The narrative from the PLA side is to keep circulating such posts in order to play mind games amongst Indian and Chinese social media users. The above post was viral on Weibo October 9th, reading that Indian soldiers and the PLA had a recent faceoff in which the Indian side suffered heavy injuries and hence they were decided to be sent back by the PLA troops out of benevolence and righteousness form the Chinese side. A simple analysis reveled that these were not new but old images, and it was a definitive attempt to create a PsyOps narrative. Psyops can be best defined by military operations usually aimed at influencing the enemy’s state of mind through noncombative means (such as distribution of leaflets or fake news propagation).

Malaysia is refusing to budge to Chinese excesses in the South China Sea:

Malaysia is determined not to get provoked or stop its development of a gas field in the South China sea. It is developing a massive Kasawari gas field estimated to contain three trillion cubic feet of gas resources.

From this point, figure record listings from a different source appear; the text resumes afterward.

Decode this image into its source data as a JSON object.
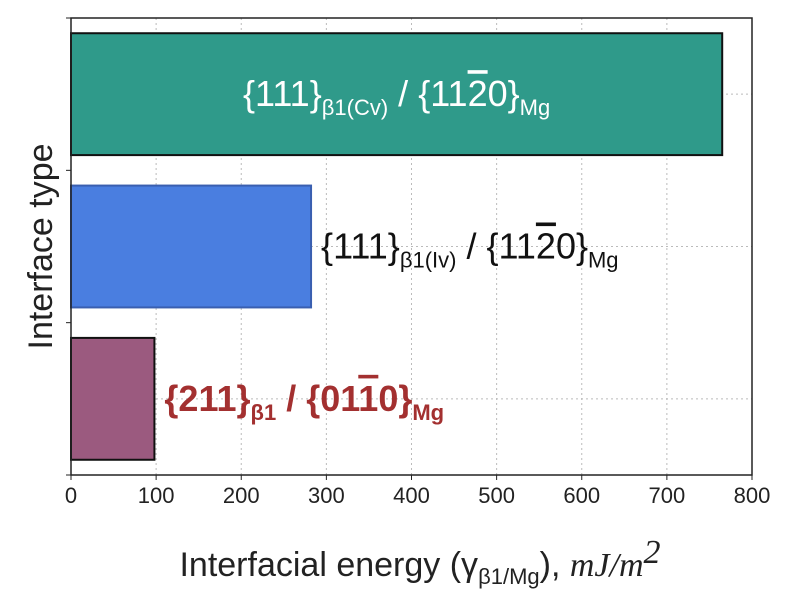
{
  "chart_data": {
    "type": "bar",
    "orientation": "horizontal",
    "categories": [
      {
        "main_a": "{111}",
        "sub_a": "β1(Cv)",
        "sep": " / ",
        "main_b": "{11",
        "bar_digit": "2",
        "main_c": "0}",
        "sub_b": "Mg"
      },
      {
        "main_a": "{111}",
        "sub_a": "β1(Iv)",
        "sep": " / ",
        "main_b": "{11",
        "bar_digit": "2",
        "main_c": "0}",
        "sub_b": "Mg"
      },
      {
        "main_a": "{211}",
        "sub_a": "β1",
        "sep": " / ",
        "main_b": "{01",
        "bar_digit": "1",
        "main_c": "0}",
        "sub_b": "Mg"
      }
    ],
    "values": [
      765,
      282,
      98
    ],
    "bar_colors": [
      "#2f9a8a",
      "#4a7ee0",
      "#9b5a7f"
    ],
    "bar_edge_colors": [
      "#111111",
      "#3a5fb0",
      "#111111"
    ],
    "label_colors": [
      "#ffffff",
      "#111111",
      "#a33030"
    ],
    "label_placement": [
      "inside",
      "outside",
      "outside"
    ],
    "label_bold": [
      false,
      false,
      true
    ],
    "xlabel": {
      "main": "Interfacial energy (γ",
      "sub": "β1/Mg",
      "close": "), ",
      "unit": "mJ/m",
      "unit_sup": "2"
    },
    "ylabel": "Interface type",
    "xlim": [
      0,
      800
    ],
    "xticks": [
      0,
      100,
      200,
      300,
      400,
      500,
      600,
      700,
      800
    ],
    "grid": true
  }
}
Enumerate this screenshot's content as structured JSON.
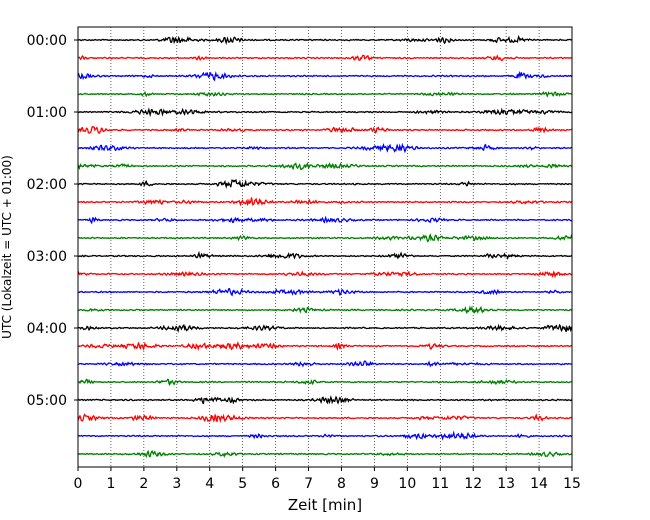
{
  "chart_data": {
    "type": "line",
    "title": "",
    "xlabel": "Zeit  [min]",
    "ylabel": "UTC (Lokalzeit = UTC + 01:00)",
    "xlim": [
      0,
      15
    ],
    "x_ticks": [
      "0",
      "1",
      "2",
      "3",
      "4",
      "5",
      "6",
      "7",
      "8",
      "9",
      "10",
      "11",
      "12",
      "13",
      "14",
      "15"
    ],
    "y_tick_labels": [
      "00:00",
      "01:00",
      "02:00",
      "03:00",
      "04:00",
      "05:00"
    ],
    "trace_interval_min": 15,
    "trace_count": 24,
    "trace_colors": [
      "#000000",
      "#ff0000",
      "#0000ff",
      "#007f00"
    ],
    "vertical_grid": true,
    "grid_style": "dotted",
    "signal": "seismic noise, small amplitude with occasional bursts"
  }
}
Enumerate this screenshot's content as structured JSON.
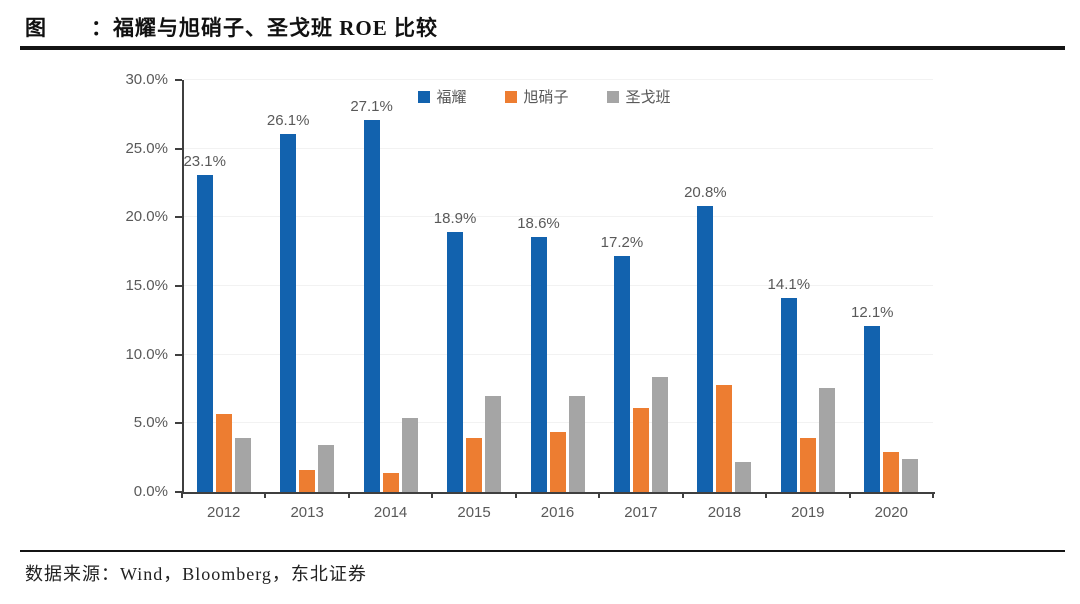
{
  "page": {
    "title": "图　　：福耀与旭硝子、圣戈班 ROE 比较",
    "source": "数据来源：Wind，Bloomberg，东北证券"
  },
  "chart_data": {
    "type": "bar",
    "title": "福耀与旭硝子、圣戈班 ROE 比较",
    "categories": [
      "2012",
      "2013",
      "2014",
      "2015",
      "2016",
      "2017",
      "2018",
      "2019",
      "2020"
    ],
    "series": [
      {
        "name": "福耀",
        "color": "#1262AE",
        "values": [
          23.1,
          26.1,
          27.1,
          18.9,
          18.6,
          17.2,
          20.8,
          14.1,
          12.1
        ],
        "data_labels": [
          "23.1%",
          "26.1%",
          "27.1%",
          "18.9%",
          "18.6%",
          "17.2%",
          "20.8%",
          "14.1%",
          "12.1%"
        ]
      },
      {
        "name": "旭硝子",
        "color": "#ED7D31",
        "values": [
          5.7,
          1.6,
          1.4,
          3.9,
          4.4,
          6.1,
          7.8,
          3.9,
          2.9
        ]
      },
      {
        "name": "圣戈班",
        "color": "#A5A5A5",
        "values": [
          3.9,
          3.4,
          5.4,
          7.0,
          7.0,
          8.4,
          2.2,
          7.6,
          2.4
        ]
      }
    ],
    "xlabel": "",
    "ylabel": "",
    "ylim": [
      0,
      30
    ],
    "ytick_step": 5,
    "ytick_labels": [
      "0.0%",
      "5.0%",
      "10.0%",
      "15.0%",
      "20.0%",
      "25.0%",
      "30.0%"
    ],
    "grid": "faint-horizontal",
    "legend_position": "top-center",
    "axis_color": "#3f3f3f",
    "label_color": "#595959"
  }
}
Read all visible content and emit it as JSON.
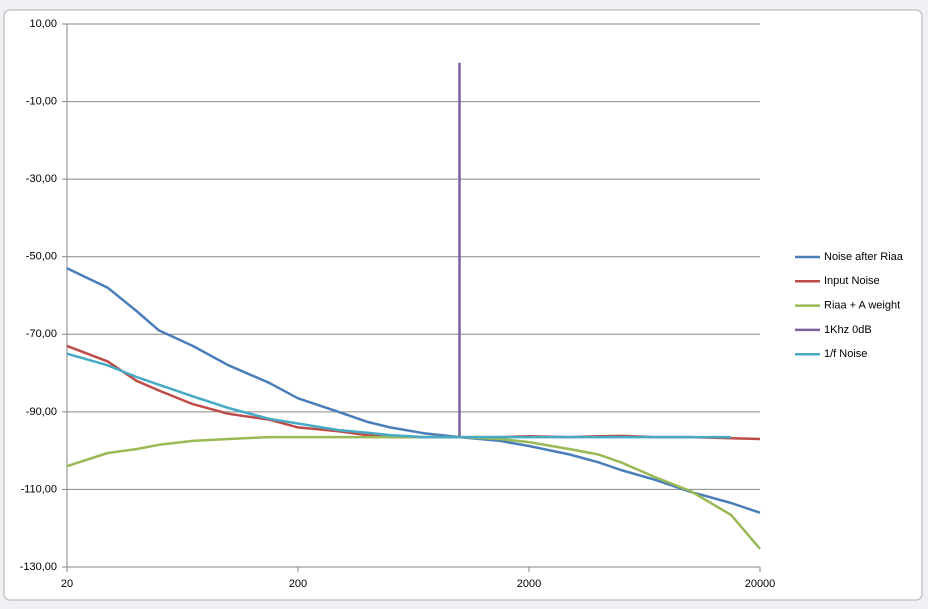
{
  "chart_data": {
    "type": "line",
    "x": [
      20,
      30,
      40,
      50,
      70,
      100,
      150,
      200,
      300,
      400,
      500,
      700,
      1000,
      1500,
      2000,
      3000,
      4000,
      5000,
      7000,
      10000,
      15000,
      20000
    ],
    "xlim": [
      20,
      20000
    ],
    "xticks": [
      20,
      200,
      2000,
      20000
    ],
    "xscale": "log",
    "ylim": [
      -130,
      10
    ],
    "yticks": [
      {
        "value": -130,
        "label": "-130,00"
      },
      {
        "value": -110,
        "label": "-110,00"
      },
      {
        "value": -90,
        "label": "-90,00"
      },
      {
        "value": -70,
        "label": "-70,00"
      },
      {
        "value": -50,
        "label": "-50,00"
      },
      {
        "value": -30,
        "label": "-30,00"
      },
      {
        "value": -10,
        "label": "-10,00"
      },
      {
        "value": 10,
        "label": "10,00"
      }
    ],
    "grid": true,
    "legend": "right",
    "series": [
      {
        "name": "Noise after Riaa",
        "color": "#4a7ebb",
        "values": [
          -53,
          -58,
          -64,
          -69,
          -73,
          -78,
          -82.5,
          -86.5,
          -90,
          -92.6,
          -94,
          -95.5,
          -96.5,
          -97.5,
          -98.8,
          -101,
          -103,
          -105,
          -107.5,
          -110.6,
          -113.5,
          -116
        ]
      },
      {
        "name": "Input Noise",
        "color": "#be4b48",
        "values": [
          -73,
          -77,
          -82,
          -84.5,
          -88,
          -90.5,
          -92,
          -94,
          -95,
          -96,
          -96.5,
          -96.5,
          -96.5,
          -96.5,
          -96.3,
          -96.5,
          -96.3,
          -96.2,
          -96.5,
          -96.5,
          -96.8,
          -97
        ]
      },
      {
        "name": "Riaa + A weight",
        "color": "#98b954",
        "values": [
          -104,
          -100.6,
          -99.6,
          -98.5,
          -97.5,
          -97,
          -96.5,
          -96.5,
          -96.5,
          -96.5,
          -96.5,
          -96.5,
          -96.5,
          -97,
          -97.8,
          -99.6,
          -101,
          -103,
          -106.8,
          -110.4,
          -116.6,
          -125.3
        ]
      },
      {
        "name": "1Khz 0dB",
        "color": "#7d60a0",
        "x": [
          1000,
          1000
        ],
        "values": [
          0,
          -96.5
        ]
      },
      {
        "name": "1/f Noise",
        "color": "#46aac5",
        "values": [
          -75,
          -78,
          -81,
          -83,
          -86,
          -89,
          -91.8,
          -93,
          -94.7,
          -95.4,
          -96,
          -96.5,
          -96.5,
          -96.5,
          -96.5,
          -96.5,
          -96.5,
          -96.5,
          -96.5,
          -96.5,
          -96.5,
          null
        ]
      }
    ]
  }
}
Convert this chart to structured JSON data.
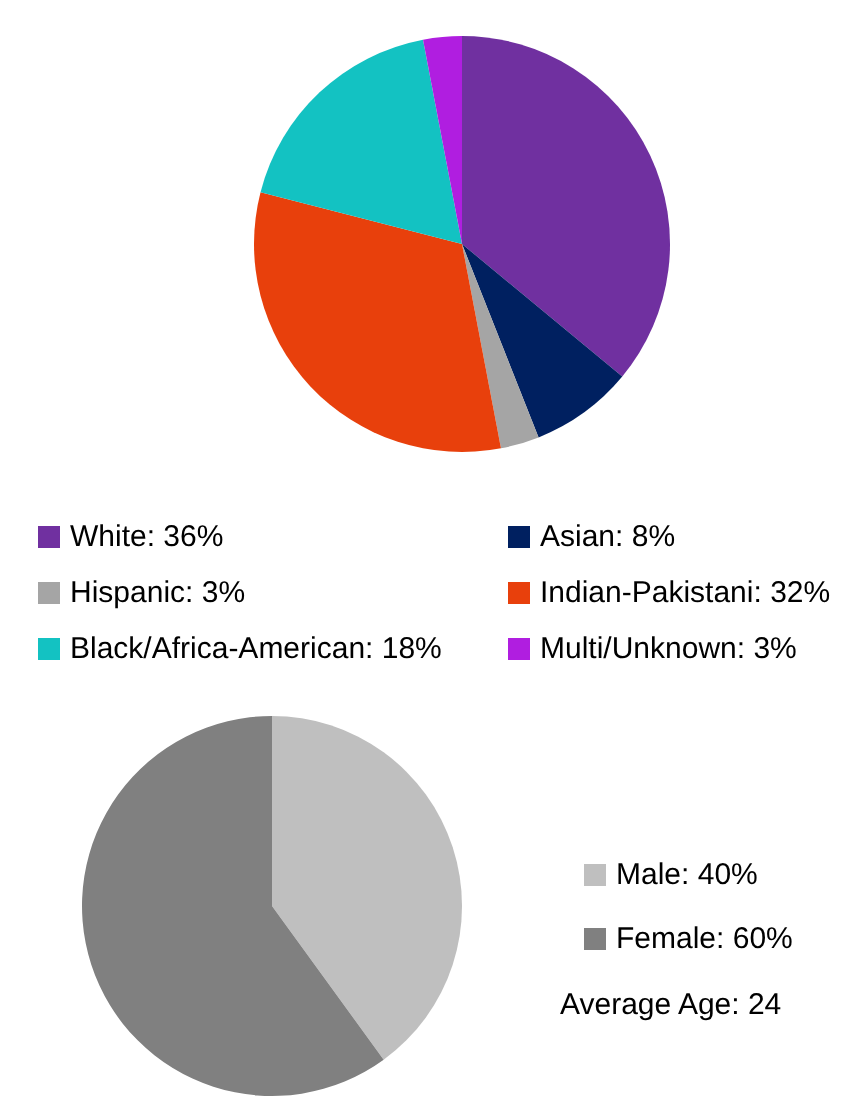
{
  "chart_data": [
    {
      "type": "pie",
      "categories": [
        "White",
        "Asian",
        "Hispanic",
        "Indian-Pakistani",
        "Black/Africa-American",
        "Multi/Unknown"
      ],
      "values": [
        36,
        8,
        3,
        32,
        18,
        3
      ],
      "value_labels": [
        "36%",
        "8%",
        "3%",
        "32%",
        "18%",
        "3%"
      ],
      "colors": [
        "#7030a0",
        "#002060",
        "#a5a5a5",
        "#e8400c",
        "#13c2c2",
        "#b01ee0"
      ],
      "legend": "bottom"
    },
    {
      "type": "pie",
      "categories": [
        "Male",
        "Female"
      ],
      "values": [
        40,
        60
      ],
      "value_labels": [
        "40%",
        "60%"
      ],
      "colors": [
        "#bfbfbf",
        "#808080"
      ],
      "legend": "right",
      "annotations": [
        "Average Age: 24"
      ]
    }
  ]
}
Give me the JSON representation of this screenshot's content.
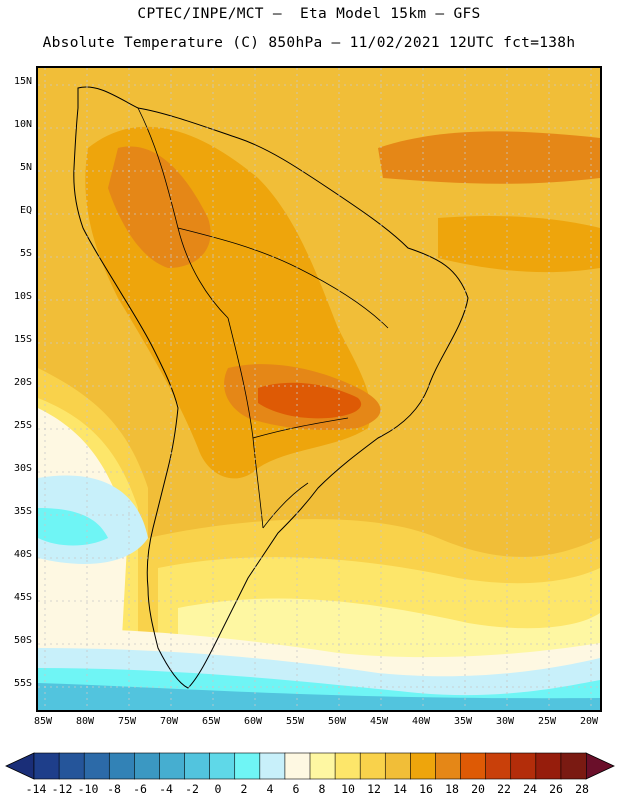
{
  "header": {
    "line1": "CPTEC/INPE/MCT –  Eta Model 15km – GFS",
    "line2": "Absolute Temperature (C) 850hPa – 11/02/2021 12UTC fct=138h"
  },
  "map": {
    "lat_labels": [
      "15N",
      "10N",
      "5N",
      "EQ",
      "5S",
      "10S",
      "15S",
      "20S",
      "25S",
      "30S",
      "35S",
      "40S",
      "45S",
      "50S",
      "55S"
    ],
    "lon_labels": [
      "85W",
      "80W",
      "75W",
      "70W",
      "65W",
      "60W",
      "55W",
      "50W",
      "45W",
      "40W",
      "35W",
      "30W",
      "25W",
      "20W"
    ]
  },
  "colorbar": {
    "colors": [
      "#1e3e8a",
      "#25559a",
      "#2c6aa8",
      "#3282b6",
      "#3b98c2",
      "#46aed0",
      "#52c4de",
      "#5fd8e8",
      "#6ff5f5",
      "#c8f0fa",
      "#fef8e2",
      "#fef7a2",
      "#fde66a",
      "#f9d24b",
      "#f1be38",
      "#eea50c",
      "#e58717",
      "#de5a05",
      "#c9400a",
      "#b32d0a",
      "#961d0c",
      "#7a1a12"
    ],
    "left_arrow_color": "#1a2e78",
    "right_arrow_color": "#6a0f2a",
    "labels": [
      "-14",
      "-12",
      "-10",
      "-8",
      "-6",
      "-4",
      "-2",
      "0",
      "2",
      "4",
      "6",
      "8",
      "10",
      "12",
      "14",
      "16",
      "18",
      "20",
      "22",
      "24",
      "26",
      "28"
    ]
  }
}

This despite a report by a US think tank (Asia Maritime Transparency Initiative) which has termed the interference of China as a “daily harassment” of the operations by intruding Chinese boats.

In June this year, Malaysia had to scramble its fighter jets when it detected close to 20 military transport jets belonging to China, flying close to Malaysian air space without prior notification. It is said that Malaysia has deployed naval vessels to protect its operations and appears to have received support from other navies as well.
Some experts believe that it is a thin line for Malaysia to not cross over as China has been Malaysia’s top investor since 2016, pumping in US$4.41 billion in 2020. China has also been Malaysia’s largest trading partner since 2009 and accounted for 18.6 per cent of total trade last year.

Hence, Malaysia mostly resorts to diplomatic means to counter China’s threat in South China sea. Malaysia has continuously resorted to filing their reservations with the UNCLOS (UN Convention on the Law of the Seas).
Recently, the Malaysian Foreign Minister Saifuddin Abdullah opined that he expected more Chinese vessels to enter the country’s waters until the work to develop the gas fields continued. He also said Malaysia’s current relationship with China was “very difficult to quantify but is much better now”, despite what happened in the South China Sea.

It is reported that China was also deploying its survey vessels to conduct illegal seabed surveys in Malaysian waters and these vessels would usually be accompanied by a large contingent of maritime militia boats and a smaller number of Chinese coastguard vessels. The richness of the Kasawari fields have really upped the stakes in the South China sea.